Mardi gras float set to rise and shine

The Coastal Twist Festival float team

It’s all rhinestones, glue guns and dance moves this week as the Coastal Twist Festival team puts the finishing touches to its float for this year’s Sydney Gay and Lesbian Mardi Gras Parade.

“This is our fifth year participating,” chief organisers Leigh Rijff and Shane Milson said.

“During that time we have had massive global visibility as well as being recognised as finalists in the best float design.

“It’s such a buzz seeing our float, costumes and community across the world press as well as across all the Australian media.”

This year’s mardi gras theme is Our Future, which embodies a commitment to inclusivity, acceptance and optimism, celebrating past achievements while illuminating the path to a dazzling future.

Coastal Twist Festival creative director Glitta Supernova said the Coast team’s float theme was Rise and Shine, a vibrant take on the phoenix rising from the flames.

“This theme encourages all people to rise up to our full potential and shine by being who we are,” she said.

“Your authentic self is a term that we hear a lot; this is literally walking the walk – rising up above ignorance, exclusion and isolation like a phoenix, transformed and strong.

“It’s a strong message of resilience that we belong, we matter, and we have a right to live here, raise our families and celebrate.

“Resilience is at our core; that is what it’s taken being a LGBTIQ person growing up, moving to and living on the Coast in the bad old days.

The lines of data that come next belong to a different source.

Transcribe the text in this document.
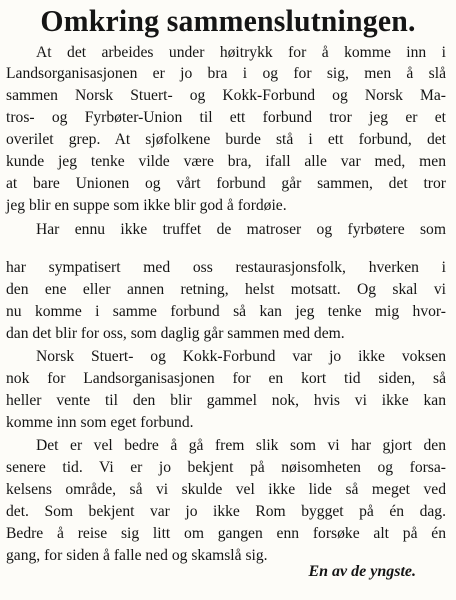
Omkring sammenslutningen.
At det arbeides under høitrykk for å komme inn i
Landsorganisasjonen er jo bra i og for sig, men å slå
sammen Norsk Stuert- og Kokk-Forbund og Norsk Ma-
tros- og Fyrbøter-Union til ett forbund tror jeg er et
overilet grep. At sjøfolkene burde stå i ett forbund, det
kunde jeg tenke vilde være bra, ifall alle var med, men
at bare Unionen og vårt forbund går sammen, det tror
jeg blir en suppe som ikke blir god å fordøie.
Har ennu ikke truffet de matroser og fyrbøtere som
har sympatisert med oss restaurasjonsfolk, hverken i
den ene eller annen retning, helst motsatt. Og skal vi
nu komme i samme forbund så kan jeg tenke mig hvor-
dan det blir for oss, som daglig går sammen med dem.
Norsk Stuert- og Kokk-Forbund var jo ikke voksen
nok for Landsorganisasjonen for en kort tid siden, så
heller vente til den blir gammel nok, hvis vi ikke kan
komme inn som eget forbund.
Det er vel bedre å gå frem slik som vi har gjort den
senere tid. Vi er jo bekjent på nøisomheten og forsa-
kelsens område, så vi skulde vel ikke lide så meget ved
det. Som bekjent var jo ikke Rom bygget på én dag.
Bedre å reise sig litt om gangen enn forsøke alt på én
gang, for siden å falle ned og skamslå sig.
En av de yngste.
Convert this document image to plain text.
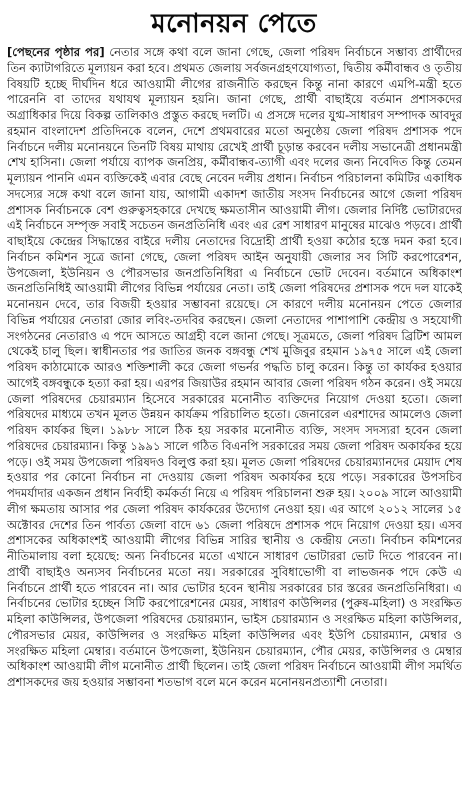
মনোনয়ন পেতে

[পেছনের পৃষ্ঠার পর] নেতার সঙ্গে কথা বলে জানা গেছে, জেলা পরিষদ নির্বাচনে সম্ভাব্য প্রার্থীদের তিন ক্যাটাগরিতে মূল্যায়ন করা হবে। প্রথমত জেলায় সর্বজনগ্রহণযোগ্যতা, দ্বিতীয় কর্মীবান্ধব ও তৃতীয় বিষয়টি হচ্ছে দীর্ঘদিন ধরে আওয়ামী লীগের রাজনীতি করছেন কিন্তু নানা কারণে এমপি-মন্ত্রী হতে পারেননি বা তাদের যথাযথ মূল্যায়ন হয়নি। জানা গেছে, প্রার্থী বাছাইয়ে বর্তমান প্রশাসকদের অগ্রাধিকার দিয়ে বিকল্প তালিকাও প্রস্তুত করছে দলটি। এ প্রসঙ্গে দলের যুগ্ম-সাধারণ সম্পাদক আবদুর রহমান বাংলাদেশ প্রতিদিনকে বলেন, দেশে প্রথমবারের মতো অনুষ্ঠেয় জেলা পরিষদ প্রশাসক পদে নির্বাচনে দলীয় মনোনয়নে তিনটি বিষয় মাথায় রেখেই প্রার্থী চূড়ান্ত করবেন দলীয় সভানেত্রী প্রধানমন্ত্রী শেখ হাসিনা। জেলা পর্যায়ে ব্যাপক জনপ্রিয়, কর্মীবান্ধব-ত্যাগী এবং দলের জন্য নিবেদিত কিন্তু তেমন মূল্যায়ন পাননি এমন ব্যক্তিকেই এবার বেছে নেবেন দলীয় প্রধান। নির্বাচন পরিচালনা কমিটির একাধিক সদস্যের সঙ্গে কথা বলে জানা যায়, আগামী একাদশ জাতীয় সংসদ নির্বাচনের আগে জেলা পরিষদ প্রশাসক নির্বাচনকে বেশ গুরুত্বসহকারে দেখছে ক্ষমতাসীন আওয়ামী লীগ। জেলার নির্দিষ্ট ভোটারদের এই নির্বাচনে সম্পৃক্ত সবাই সচেতন জনপ্রতিনিধি এবং এর রেশ সাধারণ মানুষের মাঝেও পড়বে। প্রার্থী বাছাইয়ে কেন্দ্রের সিদ্ধান্তের বাইরে দলীয় নেতাদের বিদ্রোহী প্রার্থী হওয়া কঠোর হস্তে দমন করা হবে। নির্বাচন কমিশন সূত্রে জানা গেছে, জেলা পরিষদ আইন অনুযায়ী জেলার সব সিটি করপোরেশন, উপজেলা, ইউনিয়ন ও পৌরসভার জনপ্রতিনিধিরা এ নির্বাচনে ভোট দেবেন। বর্তমানে অধিকাংশ জনপ্রতিনিধিই আওয়ামী লীগের বিভিন্ন পর্যায়ের নেতা। তাই জেলা পরিষদের প্রশাসক পদে দল যাকেই মনোনয়ন দেবে, তার বিজয়ী হওয়ার সম্ভাবনা রয়েছে। সে কারণে দলীয় মনোনয়ন পেতে জেলার বিভিন্ন পর্যায়ের নেতারা জোর লবিং-তদবির করছেন। জেলা নেতাদের পাশাপাশি কেন্দ্রীয় ও সহযোগী সংগঠনের নেতারাও এ পদে আসতে আগ্রহী বলে জানা গেছে। সূত্রমতে, জেলা পরিষদ ব্রিটিশ আমল থেকেই চালু ছিল। স্বাধীনতার পর জাতির জনক বঙ্গবন্ধু শেখ মুজিবুর রহমান ১৯৭৫ সালে এই জেলা পরিষদ কাঠামোকে আরও শক্তিশালী করে জেলা গভর্নর পদ্ধতি চালু করেন। কিন্তু তা কার্যকর হওয়ার আগেই বঙ্গবন্ধুকে হত্যা করা হয়। এরপর জিয়াউর রহমান আবার জেলা পরিষদ গঠন করেন। ওই সময়ে জেলা পরিষদের চেয়ারম্যান হিসেবে সরকারের মনোনীত ব্যক্তিদের নিয়োগ দেওয়া হতো। জেলা পরিষদের মাধ্যমে তখন মূলত উন্নয়ন কার্যক্রম পরিচালিত হতো। জেনারেল এরশাদের আমলেও জেলা পরিষদ কার্যকর ছিল। ১৯৮৮ সালে ঠিক হয় সরকার মনোনীত ব্যক্তি, সংসদ সদস্যরা হবেন জেলা পরিষদের চেয়ারম্যান। কিন্তু ১৯৯১ সালে গঠিত বিএনপি সরকারের সময় জেলা পরিষদ অকার্যকর হয়ে পড়ে। ওই সময় উপজেলা পরিষদও বিলুপ্ত করা হয়। মূলত জেলা পরিষদের চেয়ারম্যানদের মেয়াদ শেষ হওয়ার পর কোনো নির্বাচন না দেওয়ায় জেলা পরিষদ অকার্যকর হয়ে পড়ে। সরকারের উপসচিব পদমর্যাদার একজন প্রধান নির্বাহী কর্মকর্তা নিয়ে এ পরিষদ পরিচালনা শুরু হয়। ২০০৯ সালে আওয়ামী লীগ ক্ষমতায় আসার পর জেলা পরিষদ কার্যকরের উদ্যোগ নেওয়া হয়। এর আগে ২০১২ সালের ১৫ অক্টোবর দেশের তিন পার্বত্য জেলা বাদে ৬১ জেলা পরিষদে প্রশাসক পদে নিয়োগ দেওয়া হয়। এসব প্রশাসকের অধিকাংশই আওয়ামী লীগের বিভিন্ন সারির স্থানীয় ও কেন্দ্রীয় নেতা। নির্বাচন কমিশনের নীতিমালায় বলা হয়েছে: অন্য নির্বাচনের মতো এখানে সাধারণ ভোটাররা ভোট দিতে পারবেন না। প্রার্থী বাছাইও অন্যসব নির্বাচনের মতো নয়। সরকারের সুবিধাভোগী বা লাভজনক পদে কেউ এ নির্বাচনে প্রার্থী হতে পারবেন না। আর ভোটার হবেন স্থানীয় সরকারের চার স্তরের জনপ্রতিনিধিরা। এ নির্বাচনের ভোটার হচ্ছেন সিটি করপোরেশনের মেয়র, সাধারণ কাউন্সিলর (পুরুষ-মহিলা) ও সংরক্ষিত মহিলা কাউন্সিলর, উপজেলা পরিষদের চেয়ারম্যান, ভাইস চেয়ারম্যান ও সংরক্ষিত মহিলা কাউন্সিলর, পৌরসভার মেয়র, কাউন্সিলর ও সংরক্ষিত মহিলা কাউন্সিলর এবং ইউপি চেয়ারম্যান, মেম্বার ও সংরক্ষিত মহিলা মেম্বার। বর্তমানে উপজেলা, ইউনিয়ন চেয়ারম্যান, পৌর মেয়র, কাউন্সিলর ও মেম্বার অধিকাংশ আওয়ামী লীগ মনোনীত প্রার্থী ছিলেন। তাই জেলা পরিষদ নির্বাচনে আওয়ামী লীগ সমর্থিত প্রশাসকদের জয় হওয়ার সম্ভাবনা শতভাগ বলে মনে করেন মনোনয়নপ্রত্যাশী নেতারা।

“The broader support from Central Coast residents, schools, politicians, parents, pensioners and sports clubs has been beyond what we ever could have hoped for across the past five years.

“A happier, healthier and more welcoming Central Coast is now a reality for many, if not most, LGBTIQ Coasties.”

Two rainbow lorikeet puppets will feature

Many months of preparation have gone into the float from a callout for participants to designing and conceptualising, sewing and blinging the costumes, putting the design on the truck and organising choreography and light design.

“The costume designs this year return to the Coastal Twist mascots – the rainbow lorikeet, which mirror the new festival key artwork by queer artist Megan Oliver.

“With rainbow wings and crowns on our heads and the base colour of silver to shine our radiance with the world, this year as well as the truck we will also have two giant lorikeet puppets; it will be quite the spectacle,” Leigh Rijff said.

If you can’t make it into Sydney, the Fun Haus Factory in Gosford will host an official mardi gras viewing party from 5pm-11pm on Saturday, March 2, with local acts and a DJ.